Williams, on trying to beat a team during the season and in the tournament:
“In '09, we played Michigan State in the ACC-Big Ten in Detroit. We were great that day. We caught Tommy's (Izzo) club on not a good day and we beat them easily. Now we got to play them again for the national championship. That's when people said it was going to help the economy of Michigan and Detroit (if the Spartans won, with the game in Detroit). I said, `Let's let the economy suffer for another day.’ I told our guys, `We can beat 'em worse.’ (The Tar Heels didn’t, but still won comfortably).
Wright, on coaching in Philadelphia, with its six schools:
“It's not like being in a state where you have two state schools. We're all on top of each other. There's a lot of mixed breeding. It's an intense college basketball town, and it's hard for everybody to get behind one of the schools. But it's a pro town, too. So because of the recent last couple years, they've been saying it all year, everybody's been putting pressure on us saying, 'Hey, you guys are Philly's hope, do you feel the pressure?’ We really never felt the pressure. We can definitely feel it now. There's buildings in Philadelphia that have the lights going across the top, Nova Final Four. It's pretty cool. We would love to do it. We would love to do it for Philly.”

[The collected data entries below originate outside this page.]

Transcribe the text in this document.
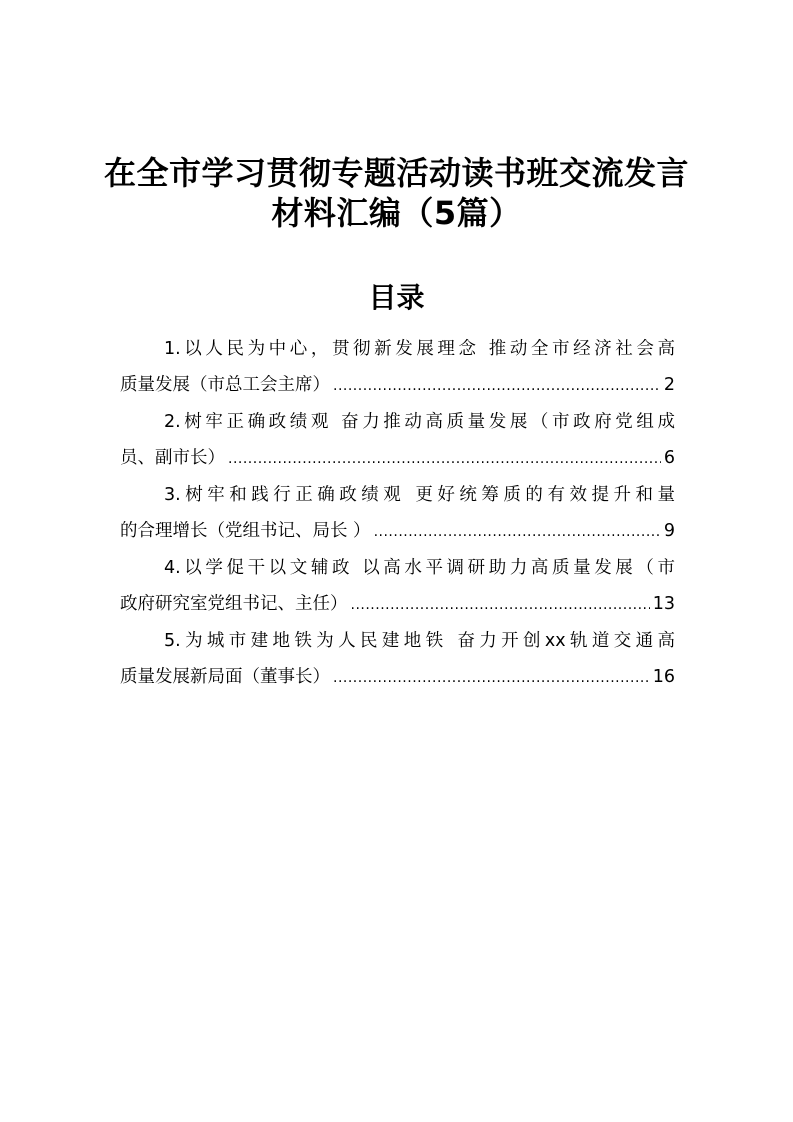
在全市学习贯彻专题活动读书班交流发言
材料汇编（5篇）
目录
1.以人民为中心，贯彻新发展理念 推动全市经济社会高
质量发展（市总工会主席） .....	2
2.树牢正确政绩观 奋力推动高质量发展（市政府党组成
员、副市长） .....	6
3.树牢和践行正确政绩观 更好统筹质的有效提升和量
的合理增长（党组书记、局长 ） .....	9
4.以学促干以文辅政 以高水平调研助力高质量发展（市
政府研究室党组书记、主任） .....	13
5.为城市建地铁为人民建地铁 奋力开创xx轨道交通高
质量发展新局面（董事长） .....	16
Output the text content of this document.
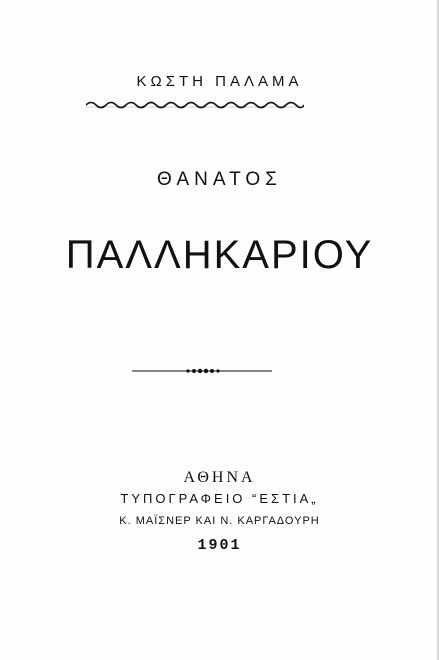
ΚΩΣΤΗ ΠΑΛΑΜΑ
ΘΑΝΑΤΟΣ
ΠΑΛΛΗΚΑΡΙΟΥ
ΑΘΗΝΑ
ΤΥΠΟΓΡΑΦΕΙΟ “ΕΣΤΙΑ„
Κ. ΜΑΪΣΝΕΡ ΚΑΙ Ν. ΚΑΡΓΑΔΟΥΡΗ
1901
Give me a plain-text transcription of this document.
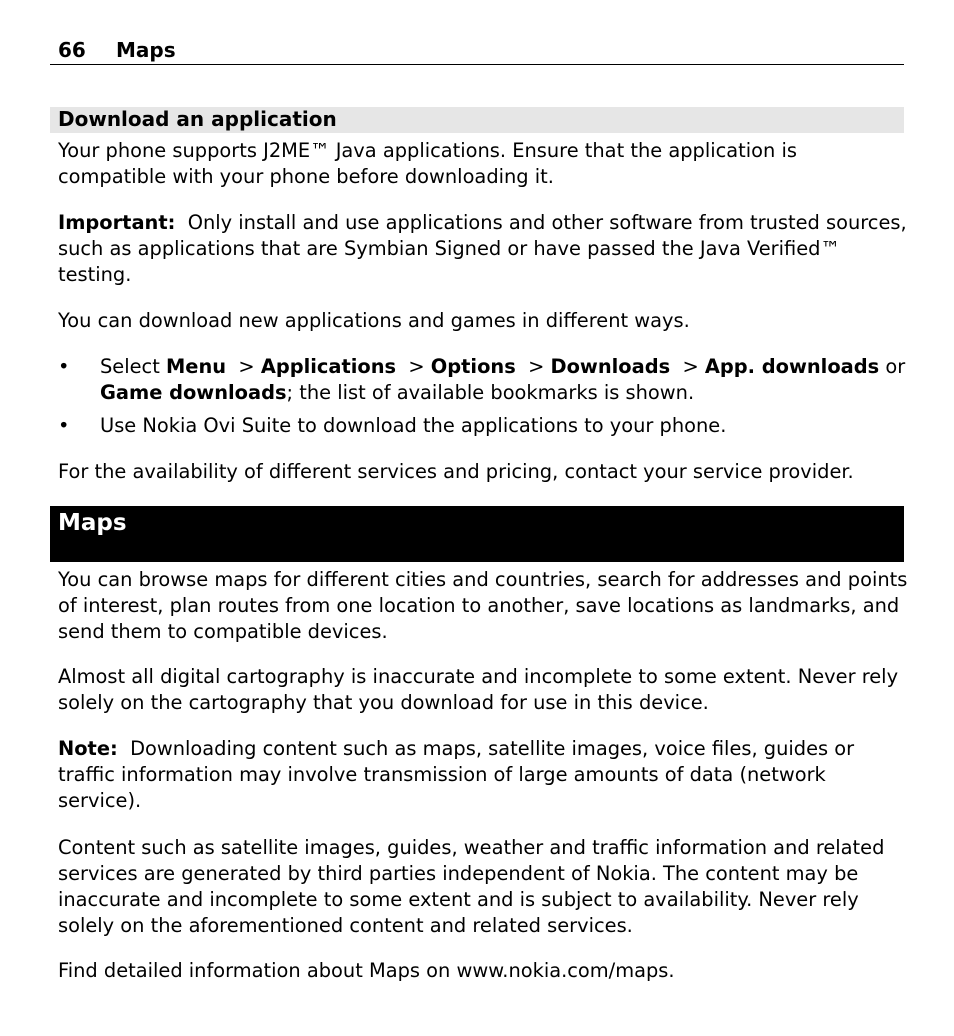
66 Maps
Download an application
Your phone supports J2ME™ Java applications. Ensure that the application is compatible with your phone before downloading it.
Important: Only install and use applications and other software from trusted sources, such as applications that are Symbian Signed or have passed the Java Verified™ testing.
You can download new applications and games in different ways.
• Select Menu > Applications > Options > Downloads > App. downloads or Game downloads; the list of available bookmarks is shown.
• Use Nokia Ovi Suite to download the applications to your phone.
For the availability of different services and pricing, contact your service provider.
Maps
You can browse maps for different cities and countries, search for addresses and points of interest, plan routes from one location to another, save locations as landmarks, and send them to compatible devices.
Almost all digital cartography is inaccurate and incomplete to some extent. Never rely solely on the cartography that you download for use in this device.
Note: Downloading content such as maps, satellite images, voice files, guides or traffic information may involve transmission of large amounts of data (network service).
Content such as satellite images, guides, weather and traffic information and related services are generated by third parties independent of Nokia. The content may be inaccurate and incomplete to some extent and is subject to availability. Never rely solely on the aforementioned content and related services.
Find detailed information about Maps on www.nokia.com/maps.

Boeheim, on the coaching clinics he often gives on his famed 2-3 zone:
“It’s pretty much standard. Like, 'This is Jim Boeheim, this is all he knows, so we’re going to have him talk about the 2-3 zone.’ I tried one clinic to start with something else. There were 400 coaches there. They started getting restless. I knew right away, 'Ok, we’ll talk about it.”’

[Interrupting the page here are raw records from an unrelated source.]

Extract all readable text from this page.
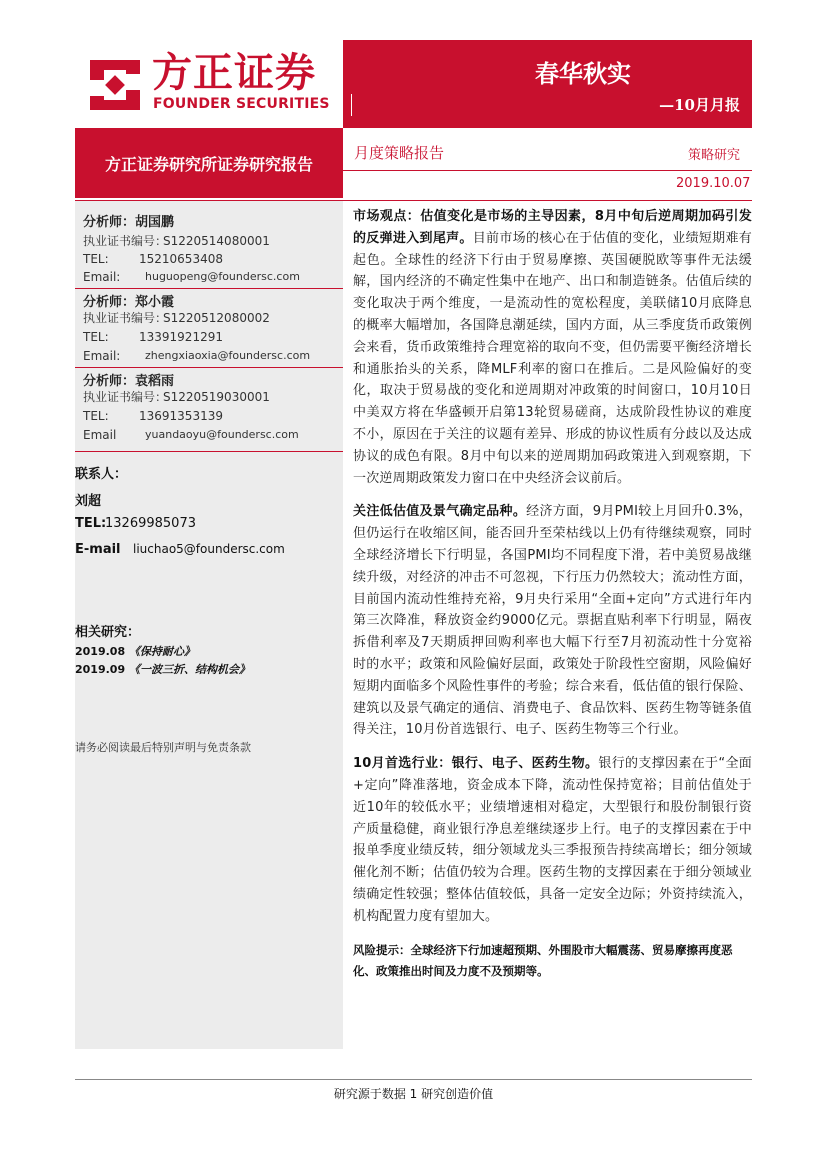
方正证券
FOUNDER SECURITIES
春华秋实
—10月月报
方正证券研究所证券研究报告
月度策略报告	策略研究
2019.10.07
分析师：胡国鹏
执业证书编号：
S1220514080001
TEL:	15210653408
Email: huguopeng@foundersc.com
分析师：郑小霞
执业证书编号：
S1220512080002
TEL:	13391921291
Email: zhengxiaoxia@foundersc.com
分析师：袁稻雨
执业证书编号：
S1220519030001
TEL:	13691353139
Email	yuandaoyu@foundersc.com
联系人：
刘超
TEL:
13269985073
E-mail liuchao5@foundersc.com
相关研究：
2019.08 《保持耐心》
2019.09 《一波三折、结构机会》
请务必阅读最后特别声明与免责条款

市场观点：估值变化是市场的主导因素，8月中旬后逆周期加码引发的反弹进入到尾声。目前市场的核心在于估值的变化，业绩短期难有起色。全球性的经济下行由于贸易摩擦、英国硬脱欧等事件无法缓解，国内经济的不确定性集中在地产、出口和制造链条。估值后续的变化取决于两个维度，一是流动性的宽松程度，美联储10月底降息的概率大幅增加，各国降息潮延续，国内方面，从三季度货币政策例会来看，货币政策维持合理宽裕的取向不变，但仍需要平衡经济增长和通胀抬头的关系，降MLF利率的窗口在推后。二是风险偏好的变化，取决于贸易战的变化和逆周期对冲政策的时间窗口，10月10日中美双方将在华盛顿开启第13轮贸易磋商，达成阶段性协议的难度不小，原因在于关注的议题有差异、形成的协议性质有分歧以及达成协议的成色有限。8月中旬以来的逆周期加码政策进入到观察期，下一次逆周期政策发力窗口在中央经济会议前后。

关注低估值及景气确定品种。经济方面，9月PMI较上月回升0.3%，但仍运行在收缩区间，能否回升至荣枯线以上仍有待继续观察，同时全球经济增长下行明显，各国PMI均不同程度下滑，若中美贸易战继续升级，对经济的冲击不可忽视，下行压力仍然较大；流动性方面，目前国内流动性维持充裕，9月央行采用“全面+定向”方式进行年内第三次降准，释放资金约9000亿元。票据直贴利率下行明显，隔夜拆借利率及7天期质押回购利率也大幅下行至7月初流动性十分宽裕时的水平；政策和风险偏好层面，政策处于阶段性空窗期，风险偏好短期内面临多个风险性事件的考验；综合来看，低估值的银行保险、建筑以及景气确定的通信、消费电子、食品饮料、医药生物等链条值得关注，10月份首选银行、电子、医药生物等三个行业。

10月首选行业：银行、电子、医药生物。银行的支撑因素在于“全面+定向”降准落地，资金成本下降，流动性保持宽裕；目前估值处于近10年的较低水平；业绩增速相对稳定，大型银行和股份制银行资产质量稳健，商业银行净息差继续逐步上行。电子的支撑因素在于中报单季度业绩反转，细分领域龙头三季报预告持续高增长；细分领域催化剂不断；估值仍较为合理。医药生物的支撑因素在于细分领域业绩确定性较强；整体估值较低，具备一定安全边际；外资持续流入，机构配置力度有望加大。

风险提示：全球经济下行加速超预期、外围股市大幅震荡、贸易摩擦再度恶化、政策推出时间及力度不及预期等。

研究源于数据 1 研究创造价值
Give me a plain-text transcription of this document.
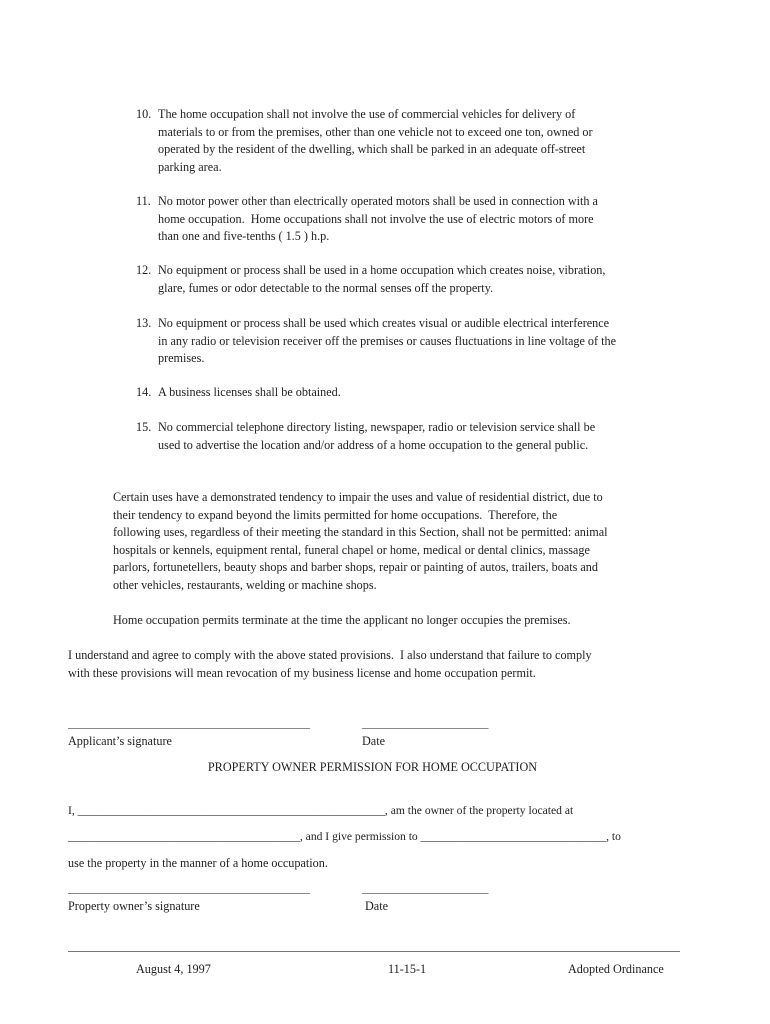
10. The home occupation shall not involve the use of commercial vehicles for delivery of
materials to or from the premises, other than one vehicle not to exceed one ton, owned or
operated by the resident of the dwelling, which shall be parked in an adequate off-street
parking area.
11. No motor power other than electrically operated motors shall be used in connection with a
home occupation.  Home occupations shall not involve the use of electric motors of more
than one and five-tenths ( 1.5 ) h.p.
12. No equipment or process shall be used in a home occupation which creates noise, vibration,
glare, fumes or odor detectable to the normal senses off the property.
13. No equipment or process shall be used which creates visual or audible electrical interference
in any radio or television receiver off the premises or causes fluctuations in line voltage of the
premises.
14. A business licenses shall be obtained.
15. No commercial telephone directory listing, newspaper, radio or television service shall be
used to advertise the location and/or address of a home occupation to the general public.
Certain uses have a demonstrated tendency to impair the uses and value of residential district, due to
their tendency to expand beyond the limits permitted for home occupations.  Therefore, the
following uses, regardless of their meeting the standard in this Section, shall not be permitted: animal
hospitals or kennels, equipment rental, funeral chapel or home, medical or dental clinics, massage
parlors, fortunetellers, beauty shops and barber shops, repair or painting of autos, trailers, boats and
other vehicles, restaurants, welding or machine shops.
Home occupation permits terminate at the time the applicant no longer occupies the premises.
I understand and agree to comply with the above stated provisions.  I also understand that failure to comply
with these provisions will mean revocation of my business license and home occupation permit.
____________________________________________	_______________________
Applicant’s signature	Date
PROPERTY OWNER PERMISSION FOR HOME OCCUPATION
I, _____________________________________________________, am the owner of the property located at
________________________________________, and I give permission to ________________________________, to
use the property in the manner of a home occupation.
____________________________________________	_______________________
Property owner’s signature	Date
August 4, 1997	11-15-1	Adopted Ordinance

Wright, on when he sensed the 2009 Final Four game against North Carolina would not end well:
“It was in the middle of the game. You're standing up there on a stage in front of everybody. You could just see the focus in Carolina... You could see the focus in those guys. You could see our guys were just playing a game. I knew. It was about 10 minutes into the game. I knew. I was like, ‘I didn't get these guys ready.’”
Syracuse’s Michael Gbinije, on Jim Boeheim calling him the most improved player he has ever had:
“I must have been really bad when I first started out.”

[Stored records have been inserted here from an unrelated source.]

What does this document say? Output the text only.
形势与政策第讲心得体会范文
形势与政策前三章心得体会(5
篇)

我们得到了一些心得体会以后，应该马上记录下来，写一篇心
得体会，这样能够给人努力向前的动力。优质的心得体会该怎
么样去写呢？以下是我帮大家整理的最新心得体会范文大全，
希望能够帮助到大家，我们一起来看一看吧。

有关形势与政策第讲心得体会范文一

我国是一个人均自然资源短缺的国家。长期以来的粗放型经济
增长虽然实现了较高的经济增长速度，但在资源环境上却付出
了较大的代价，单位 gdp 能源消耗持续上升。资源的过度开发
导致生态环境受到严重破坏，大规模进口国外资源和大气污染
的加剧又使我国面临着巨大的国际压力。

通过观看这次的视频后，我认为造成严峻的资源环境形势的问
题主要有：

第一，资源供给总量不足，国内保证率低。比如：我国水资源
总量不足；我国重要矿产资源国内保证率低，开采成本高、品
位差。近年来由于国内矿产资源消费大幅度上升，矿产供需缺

North Carolina’s Theo Pinson, on the Tar Heels winning a title.
“It’s why I came here. I could have gone somewhere else and gotten all the shots and all the glory, but at the same time, I wanted to win a championship.”
Kruger, on his nickname as youth, Slick:
“I'd like to say it started because I was pretty smooth, yet it was probably more about the haircut. Growing up, I was one of six children, five boys. We didn't want to spend that money on a barber. Dad bought himself a pair of clippers. The only thing he could kind of do was give us a burr cut. I think that's probably what it started with, the haircut, that burr look back in the day. Wish I could give you a more exciting answer, but that was about it.”
Williams, on Marcus Paige’s shooting slump at mid-season:
“I’m not sure he ever lost his confidence. I think he got pretty mad. I’d say, `Are you all right?’ He would say, 'Yeah.' I’d say, 'Do you want me to leave you alone?' He’d say, 'Yeah.' That was pretty intelligent coaching on my part. I didn’t say anything. He just took care of it.”
Williams, asked to come up with something new on the well-chronicled Paige:
“He doesn’t like to ride in full elevators. Eight teammates get on the elevator, he will wait for the next one to go up. My boy’s a little claustrophobic.”
Boeheim, on still coaching at 71:
“I feel the same now as I did 20 years ago or 30 years ago. I might have a couple more aches and pains, but I feel mentally the same. I feel better in terms of doing the job because you’re putting even more into it, because you know you’re not going to be doing it that much longer.
“Al McGuire once told me, `One day I was driving to work, I came down the ramp and I turn right. The day I turn left, I’m not going to work anymore.’ He turned left one day. That was it. So I’m going to turn left someday, too.”